FILIPPO SCALISE
VOICES TO IMAGES
Translated by Maria Burnett
Copyright © 2020 – Filippo Scalise
An impressive neo-Baroque palace in the Montjuic district of Barcelona. A mountain in the middle of the city. Hills covered with flowers, exotic trees and large cacti, right next to the luminous fountains of Gaieta Buigas.
From the very elegant and imposing entrance, graced by a small flowered garden, the large waiting room of Deis Frémont’s notary office was accessed through a large staircase of cold gray-pink marble.

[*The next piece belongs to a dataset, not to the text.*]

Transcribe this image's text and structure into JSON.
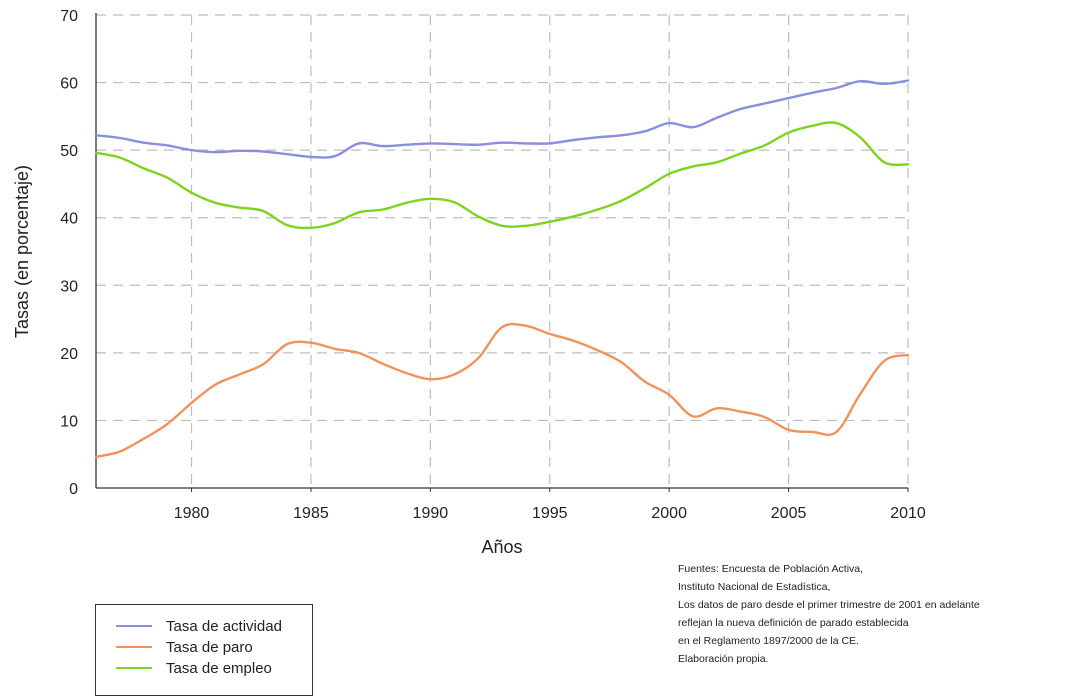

Crossing a long corridor, subdivided in sequence by three very modern crystal and steel doors, was an imposing meeting room with warm and lived ancient bookcases that filled the walls, seeming to be at odds with the remaining modern furniture pieces.
The body of an elegantly dressed man lay on his back, on a huge red and blue Persian carpet. A large amount of blood, partly clotted, soaked the carpet just behind the nape of the man.
His name was Alberto Meriva. In Barcelona he was well known, since, three years earlier, he had made headlines as the “photographer of the voices."
As many young people of his age, Alberto also led a monotonous and futile life of the small town of Torredembarra, on Costa Daurada.
Many small low houses in colored plaster piled up untidily along a narrow coastal road, which seemed to border the fine pink sand of the beach.
Hours and hours spent under the scorching summer sun, hoping to sell fresh drinks to thirsty tourists, with no desire to better himself.
At twenty-five, fed up with days that were always the same, Alberto accepted his uncle Lorente's invitation to join him in Barcelona to work at the country's Telephone Company. Neither the father nor the mother opposed that choice. Perhaps their son would have had the chance to do what they could no longer even dream of. A long embrace with the father sealed a pact of trust and love through physical contact. During the train journey from the station of Tarragona to Barcelona, Garraf Natural Park and the Hospitalet de Llobregat passed quickly before his eyes and, during those few hours of travel, he became convinced that he himself would change his own existence. Arrived at the station of Sant Estacio, he remained motionless, without speaking a word, for quite a while, mesmerized by the architectural beauties of this new city. He did not think of anything specifically, merely enjoying this new freedom while taking deep breaths.